CGT on main residence that used to be a rental

Question

My question is regarding CGT. I bought a house in 2007 so my son (disability pensioner) had somewhere to live. He paid below market rent but I did use the property as a tax deduction. In 2020 I retired and the house became my PPOR. I extensively renovated it at that time. I’m now looking to sell but am unsure whether if I sell before 1/7/27 I pay according to current arrangement and if I sell after that time do I still pay old arrangement or the new rules? I’m not a wealthy person and I’m almost 73. I am very worried how this additional tax is going to affect my capacity to buy somewhere else to live.
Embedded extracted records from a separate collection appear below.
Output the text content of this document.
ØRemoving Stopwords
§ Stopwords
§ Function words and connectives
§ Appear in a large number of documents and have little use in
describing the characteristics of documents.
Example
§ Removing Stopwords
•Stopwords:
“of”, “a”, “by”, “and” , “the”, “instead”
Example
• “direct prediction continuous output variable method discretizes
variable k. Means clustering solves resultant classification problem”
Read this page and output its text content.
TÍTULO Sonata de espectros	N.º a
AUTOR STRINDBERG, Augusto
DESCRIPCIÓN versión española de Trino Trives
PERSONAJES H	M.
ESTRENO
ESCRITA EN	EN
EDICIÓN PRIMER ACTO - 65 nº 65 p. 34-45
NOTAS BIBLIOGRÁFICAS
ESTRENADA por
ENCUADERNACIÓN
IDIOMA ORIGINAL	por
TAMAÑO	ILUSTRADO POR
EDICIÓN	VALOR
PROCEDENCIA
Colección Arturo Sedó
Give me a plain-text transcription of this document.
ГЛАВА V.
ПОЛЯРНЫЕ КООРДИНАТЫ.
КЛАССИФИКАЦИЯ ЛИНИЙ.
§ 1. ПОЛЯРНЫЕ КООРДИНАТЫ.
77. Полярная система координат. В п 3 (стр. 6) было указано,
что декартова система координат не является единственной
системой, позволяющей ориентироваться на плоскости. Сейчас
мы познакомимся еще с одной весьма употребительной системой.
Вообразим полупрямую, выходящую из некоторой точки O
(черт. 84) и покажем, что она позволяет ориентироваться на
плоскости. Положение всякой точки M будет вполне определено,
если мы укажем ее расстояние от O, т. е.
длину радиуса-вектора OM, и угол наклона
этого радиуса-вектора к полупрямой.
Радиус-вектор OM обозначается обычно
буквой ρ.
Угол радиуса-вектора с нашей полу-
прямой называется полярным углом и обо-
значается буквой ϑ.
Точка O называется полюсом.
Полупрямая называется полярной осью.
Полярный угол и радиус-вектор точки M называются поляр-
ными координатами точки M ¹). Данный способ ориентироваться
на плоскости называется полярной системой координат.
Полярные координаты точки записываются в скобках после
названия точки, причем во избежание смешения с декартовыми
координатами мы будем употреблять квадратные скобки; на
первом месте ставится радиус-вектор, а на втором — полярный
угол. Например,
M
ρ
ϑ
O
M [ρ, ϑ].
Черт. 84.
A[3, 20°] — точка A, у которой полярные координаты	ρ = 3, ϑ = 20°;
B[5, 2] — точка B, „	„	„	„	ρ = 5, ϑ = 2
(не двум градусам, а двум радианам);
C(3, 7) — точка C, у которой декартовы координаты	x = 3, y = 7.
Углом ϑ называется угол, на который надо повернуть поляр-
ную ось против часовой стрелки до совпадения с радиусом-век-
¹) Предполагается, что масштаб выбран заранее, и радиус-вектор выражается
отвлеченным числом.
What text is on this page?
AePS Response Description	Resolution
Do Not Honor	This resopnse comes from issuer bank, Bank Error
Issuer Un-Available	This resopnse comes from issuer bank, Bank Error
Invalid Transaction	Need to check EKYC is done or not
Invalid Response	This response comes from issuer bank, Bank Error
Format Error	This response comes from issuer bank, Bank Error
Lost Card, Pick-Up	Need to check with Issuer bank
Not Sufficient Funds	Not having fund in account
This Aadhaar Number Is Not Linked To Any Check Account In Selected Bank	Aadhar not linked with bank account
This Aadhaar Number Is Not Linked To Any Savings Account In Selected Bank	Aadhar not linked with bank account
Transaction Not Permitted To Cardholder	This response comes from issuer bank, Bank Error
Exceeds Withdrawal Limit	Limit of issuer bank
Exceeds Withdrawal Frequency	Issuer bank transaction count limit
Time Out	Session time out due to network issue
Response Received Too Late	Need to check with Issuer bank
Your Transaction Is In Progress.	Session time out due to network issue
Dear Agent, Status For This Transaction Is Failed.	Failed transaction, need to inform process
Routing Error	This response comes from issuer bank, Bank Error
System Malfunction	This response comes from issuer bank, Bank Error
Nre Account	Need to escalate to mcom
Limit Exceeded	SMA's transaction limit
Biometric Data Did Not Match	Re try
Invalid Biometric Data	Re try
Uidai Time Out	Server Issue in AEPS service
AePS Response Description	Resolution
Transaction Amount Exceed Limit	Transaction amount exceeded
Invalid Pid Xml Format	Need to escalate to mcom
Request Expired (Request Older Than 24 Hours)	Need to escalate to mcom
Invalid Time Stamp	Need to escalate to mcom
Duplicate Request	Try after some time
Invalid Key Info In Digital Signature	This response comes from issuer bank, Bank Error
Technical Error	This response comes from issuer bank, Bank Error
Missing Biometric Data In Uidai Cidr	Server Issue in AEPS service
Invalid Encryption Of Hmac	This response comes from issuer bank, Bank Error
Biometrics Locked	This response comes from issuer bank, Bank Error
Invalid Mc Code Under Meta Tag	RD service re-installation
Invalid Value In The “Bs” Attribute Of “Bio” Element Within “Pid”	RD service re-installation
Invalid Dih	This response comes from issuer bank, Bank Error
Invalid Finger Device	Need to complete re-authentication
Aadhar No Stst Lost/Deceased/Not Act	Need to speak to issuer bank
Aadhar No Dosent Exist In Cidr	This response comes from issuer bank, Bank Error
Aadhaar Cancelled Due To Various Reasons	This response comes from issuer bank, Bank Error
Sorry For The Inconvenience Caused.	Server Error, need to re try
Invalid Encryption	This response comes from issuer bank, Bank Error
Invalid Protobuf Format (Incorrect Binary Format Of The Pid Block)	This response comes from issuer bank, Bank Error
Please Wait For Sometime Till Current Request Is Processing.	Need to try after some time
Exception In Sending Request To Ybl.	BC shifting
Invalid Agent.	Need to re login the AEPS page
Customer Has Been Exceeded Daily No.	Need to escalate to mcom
Also, can I request some kind of reduction or consideration in regards to renting to my son at less than market rate?


Answer

Sorry I have no tricks for you other that don’t move!   The CGT is going to be large.  Do you need to sell?   If it is being covered by your main residence exemption when you die your heirs will inherit it with a cost base of the market value at the date of your death and all of that CGT liability will disappear. 

     What are your reasons for wanting to sell?  Is it important for you to live elsewhere or is it to release some equity?  If it is the latter I think a reverse mortgage might solve your problems you can get a lump sum but the interest rate is 9%.   If it is just to help subsidise the pension then there is an equity access scheme through Centrelink that will pay you another 50% of the full age pension and only charges 3.95%   https://www.servicesaustralia.gov.au/home-equity-access-scheme

Directly to your question:

      There is no concession for under market rent, in fact because it was below market rent you should not have been able to negatively gear the property.    There is no reset for market value anywhere along either.  You start with the original purchase price add legals and stamp duty and any improvements.  If you have been claiming div 43 depreciation (building/capital works) you have to reduce the cost base by the amount claimed.   You can increase the cost base by anything associated with owning the property that has not otherwise been claimed as a tax deduction.  This will be valuable for the time you live there, consider rates, insurance, interest, repairs and maintenance which can include lawn mowing and cleaning materials, even consider light globes!   I attach the Protecting Your Home from CGT spreadsheet that will help you keep all these records and explains them in detail. 

       The spreadsheet includes a CGT estimate but it does not take into account the budget proposals, I will wait and see if they get through.  Fortunately, for your situation, based on the information that is available I think you will get the full 50% CGT discount no matter when you sell because after 1-7-2027 it will be fully covered by your main residence exemption but of course we don’t have that nitty gritty detail yet.

       The budget announcement does not put you in a disadvantage to sell after the 1-7-2027.  What happens on that date is there will be a split of the capital gain into two separate calculations, pre and post 1-7-2027.  There is a formula for setting the value at this time or you can get a market valuation.  I expect that the market valuation will provide the best result in most circumstances though as Accountants we will probably have to do both to be sure we have got the absolute best outcome.   Any gain before 1-7-2027 is entitled to the 50% CGT discount and any gain after that date is indexed with no discount and a minimum tax of 30%.  So delaying selling will not change the outcome.  Your gain before 1-7-2027 is locked in.   Now we don’t have any legislation to go by yet but I expect it will look at the time after 1-7-2027 and say how many of those days are covered by your main residence exemption.  It should be all of them so no CGT for that period.   It is the period before 1-7-2027 that is going to hurt.  It is worked on a per day basis but to keep in simple I will just use years.   So you bought the property in 2007 and will own in for 20 years by 1-7-2027 it was being used to produce income up to 2020, 13 years out of 20 or 65% exposed to CGT.  You work out all the cost base items discussed above, including the renovation and holding costs up to 1-7-2027 and deduct them from the market value at 1-7-2027 let’s say this shows a $100,000 capital gain 65% of that is taxable $65,000 but you are entitled to the 50% CGT discount so only $32,500 will be add to your taxable income, with no minimum tax rate of 30%, just at your marginal rate which if you are only on the pension will be around 15%.   Of course the gain might be much bigger than that and push you into the higher tax brackets.

No guarantees that this is the way that the legislation will eventually come through but it is clear the government’s intent is to leave pre 1-7-2027 gains taxed as they always have been. 

Another two significant factors that will affect your ability to buy elsewhere is the real estate agent fee to sell and stamp duty when you buy.

Please note this answer is limited by the information you have provided and should not be relied upon without further professional advice on your particular circumstances.